Appendix A Energy Savings Potential on GPUs

Figure 15 shows the potential for energy savings on four different generations of NVIDIA GPUs: Ampere (A40), Volta (V100), Turing (RTX6000), and Pascal (P100). All four generations show that there are sufficient potential for energy savings, motivating Zeus.

Appendix B TTA vs. ETA for All Workloads

Figure 16 plots the Pareto Front for all six workloads and the baseline (default batch size and maximum power limit) is shown as a red triangle. Note that the axes do not start from zero in order to zoom into the Pareto Front. Data points were gathered on an NVIDIA V100 GPU.

Appendix C ETA w.r.t. Configurations for All Workloads

Figures 17 and 18 respectively show the ETA value when batch size and power limit are swept. Especially note the convexity of all BS-ETA curves, which justifies the design of our pruning exploration algorithm.

Appendix D Cumulative Regret of All Workloads

Figure 19 shows the cumulative regret of Zeus and Grid Search over job recurrences for all six workloads. In general, Zeus converges to a better knob than Grid Search while being faster.

Appendix E Search Paths for All Workloads

Figures 20 and 21 respectively show the search path of Zeus and Grid Search in the 2D configuration space. Thanks to the decoupling of batch size and power limit, Zeus is able to more efficiently navigate the search space and converge to a knob while consuming less energy and time during exploration.

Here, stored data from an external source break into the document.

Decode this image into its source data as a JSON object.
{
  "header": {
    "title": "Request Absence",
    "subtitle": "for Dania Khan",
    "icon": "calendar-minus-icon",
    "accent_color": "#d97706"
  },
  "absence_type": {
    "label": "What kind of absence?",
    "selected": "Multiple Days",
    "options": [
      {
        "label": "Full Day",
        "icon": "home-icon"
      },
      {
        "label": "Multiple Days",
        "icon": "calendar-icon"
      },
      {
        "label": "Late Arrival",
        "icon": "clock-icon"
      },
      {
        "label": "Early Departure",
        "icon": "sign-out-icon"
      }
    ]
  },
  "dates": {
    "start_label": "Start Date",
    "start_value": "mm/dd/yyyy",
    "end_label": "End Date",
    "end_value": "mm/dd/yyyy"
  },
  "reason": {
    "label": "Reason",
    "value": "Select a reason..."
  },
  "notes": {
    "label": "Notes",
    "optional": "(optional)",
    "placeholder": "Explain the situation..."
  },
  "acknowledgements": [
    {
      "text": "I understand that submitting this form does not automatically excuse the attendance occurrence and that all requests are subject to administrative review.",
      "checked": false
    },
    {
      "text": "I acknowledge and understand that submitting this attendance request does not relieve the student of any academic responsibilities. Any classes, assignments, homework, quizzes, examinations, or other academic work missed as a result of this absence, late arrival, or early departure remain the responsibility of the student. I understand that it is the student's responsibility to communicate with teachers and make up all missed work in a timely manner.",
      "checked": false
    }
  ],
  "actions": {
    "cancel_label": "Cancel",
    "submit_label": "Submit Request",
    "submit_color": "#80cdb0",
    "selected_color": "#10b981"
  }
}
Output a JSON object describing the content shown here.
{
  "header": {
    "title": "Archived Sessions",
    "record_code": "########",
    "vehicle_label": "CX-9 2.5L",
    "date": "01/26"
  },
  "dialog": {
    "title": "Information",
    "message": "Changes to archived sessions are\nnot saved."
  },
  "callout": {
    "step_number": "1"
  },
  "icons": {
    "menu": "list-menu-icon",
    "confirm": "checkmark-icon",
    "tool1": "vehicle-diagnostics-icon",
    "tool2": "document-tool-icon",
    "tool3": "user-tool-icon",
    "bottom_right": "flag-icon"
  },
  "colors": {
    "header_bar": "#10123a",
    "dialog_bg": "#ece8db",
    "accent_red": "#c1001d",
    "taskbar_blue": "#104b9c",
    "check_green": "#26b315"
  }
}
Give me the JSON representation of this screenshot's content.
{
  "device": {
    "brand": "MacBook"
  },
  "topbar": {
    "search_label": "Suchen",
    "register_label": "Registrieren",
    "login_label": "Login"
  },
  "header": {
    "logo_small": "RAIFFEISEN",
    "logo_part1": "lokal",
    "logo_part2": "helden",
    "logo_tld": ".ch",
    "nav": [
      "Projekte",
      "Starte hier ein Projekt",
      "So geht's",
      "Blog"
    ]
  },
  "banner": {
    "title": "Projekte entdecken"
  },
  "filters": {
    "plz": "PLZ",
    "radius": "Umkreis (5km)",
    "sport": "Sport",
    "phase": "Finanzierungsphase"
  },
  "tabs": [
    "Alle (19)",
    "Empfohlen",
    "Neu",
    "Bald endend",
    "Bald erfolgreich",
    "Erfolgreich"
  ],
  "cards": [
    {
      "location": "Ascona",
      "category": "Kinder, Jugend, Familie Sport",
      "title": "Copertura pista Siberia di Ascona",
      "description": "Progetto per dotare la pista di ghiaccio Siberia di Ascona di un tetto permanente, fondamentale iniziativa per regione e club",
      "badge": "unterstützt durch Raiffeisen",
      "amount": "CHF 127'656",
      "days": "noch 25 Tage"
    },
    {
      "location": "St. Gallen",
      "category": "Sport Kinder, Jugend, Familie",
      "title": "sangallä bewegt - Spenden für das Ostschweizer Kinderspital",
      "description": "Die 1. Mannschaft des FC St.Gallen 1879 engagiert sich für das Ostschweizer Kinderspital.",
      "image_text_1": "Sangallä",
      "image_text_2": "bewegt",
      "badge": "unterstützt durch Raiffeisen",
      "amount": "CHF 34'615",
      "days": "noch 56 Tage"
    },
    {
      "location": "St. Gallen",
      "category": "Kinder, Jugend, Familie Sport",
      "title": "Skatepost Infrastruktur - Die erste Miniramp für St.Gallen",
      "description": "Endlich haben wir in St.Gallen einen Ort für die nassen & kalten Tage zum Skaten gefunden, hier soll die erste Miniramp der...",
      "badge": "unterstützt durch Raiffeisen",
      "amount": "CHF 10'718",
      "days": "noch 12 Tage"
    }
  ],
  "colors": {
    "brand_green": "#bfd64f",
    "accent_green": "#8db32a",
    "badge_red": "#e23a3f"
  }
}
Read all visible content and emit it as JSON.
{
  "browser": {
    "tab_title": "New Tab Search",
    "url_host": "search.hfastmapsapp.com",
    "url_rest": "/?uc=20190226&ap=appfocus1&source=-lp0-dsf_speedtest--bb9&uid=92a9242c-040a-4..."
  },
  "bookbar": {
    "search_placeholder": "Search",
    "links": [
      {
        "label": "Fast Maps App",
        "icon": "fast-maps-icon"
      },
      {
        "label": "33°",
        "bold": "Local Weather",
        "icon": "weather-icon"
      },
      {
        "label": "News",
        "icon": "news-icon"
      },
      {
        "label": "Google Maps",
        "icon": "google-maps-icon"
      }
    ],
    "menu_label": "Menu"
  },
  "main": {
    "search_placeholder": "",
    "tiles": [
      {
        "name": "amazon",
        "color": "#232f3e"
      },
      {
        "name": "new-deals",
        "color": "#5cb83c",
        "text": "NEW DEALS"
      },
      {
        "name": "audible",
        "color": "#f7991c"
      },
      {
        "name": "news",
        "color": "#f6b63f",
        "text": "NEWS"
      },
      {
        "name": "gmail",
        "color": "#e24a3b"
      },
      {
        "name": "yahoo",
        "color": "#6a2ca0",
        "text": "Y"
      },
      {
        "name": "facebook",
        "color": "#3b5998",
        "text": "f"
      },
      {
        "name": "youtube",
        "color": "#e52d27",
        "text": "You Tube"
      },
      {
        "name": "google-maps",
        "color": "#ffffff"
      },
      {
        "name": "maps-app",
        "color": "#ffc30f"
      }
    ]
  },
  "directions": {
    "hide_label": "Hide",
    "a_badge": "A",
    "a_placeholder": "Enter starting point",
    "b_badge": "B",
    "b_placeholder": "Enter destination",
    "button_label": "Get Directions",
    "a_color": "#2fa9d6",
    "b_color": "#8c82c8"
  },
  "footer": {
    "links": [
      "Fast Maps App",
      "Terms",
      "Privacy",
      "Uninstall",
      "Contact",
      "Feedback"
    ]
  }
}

Appendix F Additional Sensitivity Analysis

Figure 22 compares both the energy consumption and training time for Zeus against Default. We also calculate and plot the geometric mean across all jobs. The result shows that with higher $\eta$ , Zeus prioritizes reducing energy consumption over time, leading to higher improvement factor of energy, and vice versa.

Appendix G Performance of Zeus on All GPUs

Figure 23 presents the energy and time consumption of all workloads on four different generations NVIDIA GPUs: Ampere (A40), Volta (V100), Turing (RTX6000), and Pascal (P100). The overall trends hold for all GPUs.